例えば上述の「提案書作成」であれば、タスク分解して構成するタスク一つ一つに対し、最小値と最大値で工数を見積もる訳です。

その分解されたタスクの最小値の合計=最も短時間で提案書作成できる見込み時間であり、分解されたタスクの最大値の合計=最も長時間で提案書作成できる見込み時間になります。

タスク分解も思っている以上に分解します。

何なら作業するPCの電源を入れる事もタスクとして考えます。これも最小値は普段通り問題なくPCが起動して、例えばPowerPointで作成するならそれも起動する訳で、一方で最大値はたまにPCの不調で起動しなかったり、またはネットワーク不具合とか、過去の経験ベースで良いから起動や業務出来る状態までに時間を要したケースを最大値として見積もります。

こうして最小値と最大値で見積もった工数から、例えば最初のうちは最大値をベースに納期を提示してみる訳です。

仮にですが、提案書作成の工数見積において最小値が10時間、最大値が30時間だったとします。では最大値の30時間を1日の勤務時間(基本は8時間)から作業時間に割り当てられる予定を考慮して、それが仮に1日平均4時間だった場合には、9営業日かかる想定です。

なのでこの場合は9営業日後を納期として打診できると思います。

一方で納期を指定された場合、それが上記見積から見ると難しいとなった際には、具体的にスケジュール相談できるのではないかと思います。

(例として、「〇日までのタスクが別途あるので、難しいかもしれません。もしこちらの時間を割ければ指定された納期までに完成の見込みはあります。

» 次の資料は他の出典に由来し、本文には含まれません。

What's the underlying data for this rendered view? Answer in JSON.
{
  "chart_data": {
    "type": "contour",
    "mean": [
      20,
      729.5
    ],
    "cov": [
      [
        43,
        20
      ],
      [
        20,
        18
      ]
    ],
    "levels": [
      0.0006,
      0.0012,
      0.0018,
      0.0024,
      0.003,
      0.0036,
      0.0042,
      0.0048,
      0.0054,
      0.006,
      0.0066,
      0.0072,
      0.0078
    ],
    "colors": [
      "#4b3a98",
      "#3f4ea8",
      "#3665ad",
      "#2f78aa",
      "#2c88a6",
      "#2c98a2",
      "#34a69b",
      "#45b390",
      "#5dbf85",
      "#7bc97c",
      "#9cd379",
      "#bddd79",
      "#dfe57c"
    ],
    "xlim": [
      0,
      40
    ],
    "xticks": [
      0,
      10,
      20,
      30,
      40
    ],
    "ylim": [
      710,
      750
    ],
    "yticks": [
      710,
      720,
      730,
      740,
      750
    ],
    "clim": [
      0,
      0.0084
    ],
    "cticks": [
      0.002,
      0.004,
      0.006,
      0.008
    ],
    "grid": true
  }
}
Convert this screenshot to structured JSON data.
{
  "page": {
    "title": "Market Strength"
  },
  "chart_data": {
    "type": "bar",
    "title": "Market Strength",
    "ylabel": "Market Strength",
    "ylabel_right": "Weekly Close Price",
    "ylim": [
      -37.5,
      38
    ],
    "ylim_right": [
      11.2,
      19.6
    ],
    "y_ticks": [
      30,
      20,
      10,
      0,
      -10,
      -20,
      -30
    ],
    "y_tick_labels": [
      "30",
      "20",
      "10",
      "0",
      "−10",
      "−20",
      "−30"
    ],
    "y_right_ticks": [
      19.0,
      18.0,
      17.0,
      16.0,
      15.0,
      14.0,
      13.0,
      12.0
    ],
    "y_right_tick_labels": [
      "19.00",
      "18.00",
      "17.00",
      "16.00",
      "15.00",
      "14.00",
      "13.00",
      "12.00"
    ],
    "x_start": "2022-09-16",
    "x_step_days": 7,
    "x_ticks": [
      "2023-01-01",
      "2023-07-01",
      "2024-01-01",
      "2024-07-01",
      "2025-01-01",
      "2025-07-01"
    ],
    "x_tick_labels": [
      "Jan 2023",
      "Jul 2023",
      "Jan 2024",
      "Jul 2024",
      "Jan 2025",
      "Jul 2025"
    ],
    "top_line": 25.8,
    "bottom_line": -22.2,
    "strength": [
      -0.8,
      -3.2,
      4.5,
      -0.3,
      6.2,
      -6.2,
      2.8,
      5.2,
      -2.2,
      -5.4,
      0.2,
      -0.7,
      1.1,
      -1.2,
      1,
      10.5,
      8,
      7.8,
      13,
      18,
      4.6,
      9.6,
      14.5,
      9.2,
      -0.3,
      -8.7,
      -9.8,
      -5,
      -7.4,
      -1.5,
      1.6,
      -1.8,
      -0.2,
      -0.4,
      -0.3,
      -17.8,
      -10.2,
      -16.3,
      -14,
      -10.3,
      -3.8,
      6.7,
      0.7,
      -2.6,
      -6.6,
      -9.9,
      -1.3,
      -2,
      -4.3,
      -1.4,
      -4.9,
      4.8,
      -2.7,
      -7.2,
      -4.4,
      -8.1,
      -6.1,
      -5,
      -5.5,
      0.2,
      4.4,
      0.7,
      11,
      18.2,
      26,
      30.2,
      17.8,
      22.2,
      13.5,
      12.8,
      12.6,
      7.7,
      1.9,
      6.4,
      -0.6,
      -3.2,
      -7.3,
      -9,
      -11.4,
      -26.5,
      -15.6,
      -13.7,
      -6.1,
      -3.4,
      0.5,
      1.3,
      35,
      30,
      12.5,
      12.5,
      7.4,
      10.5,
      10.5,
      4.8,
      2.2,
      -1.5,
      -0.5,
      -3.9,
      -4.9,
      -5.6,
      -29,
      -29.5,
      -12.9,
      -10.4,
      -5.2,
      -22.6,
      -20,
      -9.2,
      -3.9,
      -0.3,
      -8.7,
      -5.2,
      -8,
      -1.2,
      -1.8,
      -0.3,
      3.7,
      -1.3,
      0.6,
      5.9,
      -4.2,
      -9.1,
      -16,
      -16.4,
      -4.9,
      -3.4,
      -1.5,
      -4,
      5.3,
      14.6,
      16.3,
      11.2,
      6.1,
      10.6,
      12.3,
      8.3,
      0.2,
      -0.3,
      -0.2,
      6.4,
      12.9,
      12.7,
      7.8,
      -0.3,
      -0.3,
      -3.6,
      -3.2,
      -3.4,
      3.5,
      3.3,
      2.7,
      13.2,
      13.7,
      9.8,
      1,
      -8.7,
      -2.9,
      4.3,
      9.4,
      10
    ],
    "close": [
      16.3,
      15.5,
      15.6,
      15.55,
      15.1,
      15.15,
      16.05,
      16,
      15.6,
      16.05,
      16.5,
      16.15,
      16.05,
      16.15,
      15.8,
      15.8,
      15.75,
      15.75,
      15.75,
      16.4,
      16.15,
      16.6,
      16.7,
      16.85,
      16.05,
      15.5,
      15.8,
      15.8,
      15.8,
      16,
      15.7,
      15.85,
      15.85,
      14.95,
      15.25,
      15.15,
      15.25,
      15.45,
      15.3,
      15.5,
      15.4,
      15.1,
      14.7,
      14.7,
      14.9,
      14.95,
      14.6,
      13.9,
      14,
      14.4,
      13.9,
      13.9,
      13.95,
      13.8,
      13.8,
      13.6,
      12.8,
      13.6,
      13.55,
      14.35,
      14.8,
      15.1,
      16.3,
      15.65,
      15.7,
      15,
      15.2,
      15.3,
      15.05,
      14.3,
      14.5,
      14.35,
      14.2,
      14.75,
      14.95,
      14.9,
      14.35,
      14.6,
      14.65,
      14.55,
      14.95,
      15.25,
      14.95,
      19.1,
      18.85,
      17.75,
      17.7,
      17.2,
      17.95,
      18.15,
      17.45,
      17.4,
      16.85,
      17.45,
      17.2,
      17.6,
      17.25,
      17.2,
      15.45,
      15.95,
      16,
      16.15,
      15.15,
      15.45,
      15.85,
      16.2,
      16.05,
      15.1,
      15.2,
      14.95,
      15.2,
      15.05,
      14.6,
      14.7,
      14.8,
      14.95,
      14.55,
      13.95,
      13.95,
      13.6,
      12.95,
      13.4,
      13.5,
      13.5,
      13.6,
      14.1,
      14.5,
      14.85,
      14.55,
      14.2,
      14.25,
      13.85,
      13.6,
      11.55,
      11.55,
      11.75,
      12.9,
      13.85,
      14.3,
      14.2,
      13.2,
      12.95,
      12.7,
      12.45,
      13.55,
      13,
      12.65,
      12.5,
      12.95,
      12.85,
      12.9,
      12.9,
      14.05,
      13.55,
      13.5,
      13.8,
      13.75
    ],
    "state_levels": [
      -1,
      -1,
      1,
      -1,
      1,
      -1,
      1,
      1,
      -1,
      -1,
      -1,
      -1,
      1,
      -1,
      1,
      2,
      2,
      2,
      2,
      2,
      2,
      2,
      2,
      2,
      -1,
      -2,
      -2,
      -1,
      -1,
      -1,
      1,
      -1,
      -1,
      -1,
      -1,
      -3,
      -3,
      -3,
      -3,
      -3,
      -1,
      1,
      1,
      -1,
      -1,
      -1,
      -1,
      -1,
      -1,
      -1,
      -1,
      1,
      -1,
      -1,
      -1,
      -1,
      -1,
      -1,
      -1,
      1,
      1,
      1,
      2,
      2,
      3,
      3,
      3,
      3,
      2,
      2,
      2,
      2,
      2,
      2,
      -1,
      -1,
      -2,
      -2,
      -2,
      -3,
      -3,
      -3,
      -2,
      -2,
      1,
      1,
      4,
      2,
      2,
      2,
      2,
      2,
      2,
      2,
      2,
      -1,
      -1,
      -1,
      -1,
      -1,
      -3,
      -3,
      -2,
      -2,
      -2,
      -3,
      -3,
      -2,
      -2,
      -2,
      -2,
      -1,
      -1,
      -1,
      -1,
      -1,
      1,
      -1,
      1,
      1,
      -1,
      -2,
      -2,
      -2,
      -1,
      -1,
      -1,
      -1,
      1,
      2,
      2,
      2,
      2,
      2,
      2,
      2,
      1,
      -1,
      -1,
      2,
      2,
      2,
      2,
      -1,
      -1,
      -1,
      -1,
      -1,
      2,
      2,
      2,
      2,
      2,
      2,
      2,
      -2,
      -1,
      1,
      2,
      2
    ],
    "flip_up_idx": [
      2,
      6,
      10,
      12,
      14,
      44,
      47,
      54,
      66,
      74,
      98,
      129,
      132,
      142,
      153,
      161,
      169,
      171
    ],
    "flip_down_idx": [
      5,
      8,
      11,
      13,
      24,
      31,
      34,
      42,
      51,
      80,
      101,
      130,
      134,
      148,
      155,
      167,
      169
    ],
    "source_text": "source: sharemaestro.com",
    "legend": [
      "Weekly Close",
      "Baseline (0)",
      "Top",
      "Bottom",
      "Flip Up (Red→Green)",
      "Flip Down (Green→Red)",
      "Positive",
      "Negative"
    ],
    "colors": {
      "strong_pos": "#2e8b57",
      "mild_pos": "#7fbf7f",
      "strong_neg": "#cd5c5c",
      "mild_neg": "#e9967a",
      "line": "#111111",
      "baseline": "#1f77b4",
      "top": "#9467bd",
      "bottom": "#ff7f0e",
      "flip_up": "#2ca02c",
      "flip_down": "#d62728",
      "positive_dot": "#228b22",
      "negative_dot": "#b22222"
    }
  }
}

優先順位としてどちら優先すべきですか?」など具体的に相談できると思います)

これから始めたり、初めてのタスクだったりすると、見積の精度もまだまだでしょうから、見込がズレる事もあると思います。

ただ、それを日々繰り返していく事によって、その感覚も洗練されていき精度も向上していくと思います。

何にせよ、やはり日々の業務というのは、何であれ可能な限り定量化する事が重要かなと考えます。

工数も定性的な思考ではなく、定量化していく事でスケジュール管理もしやすくなりますし、仮に見込が外れたのであれば予実管理によってその差分は何故発生したか振り返り改善策を立てて実行する事で精度も向上するでしょう。

こうした思考に至るために、業務に限らずプライベートなど日常でも試しにやってみれば良いと思いますし、それ自体が良いトレーニングになると思います。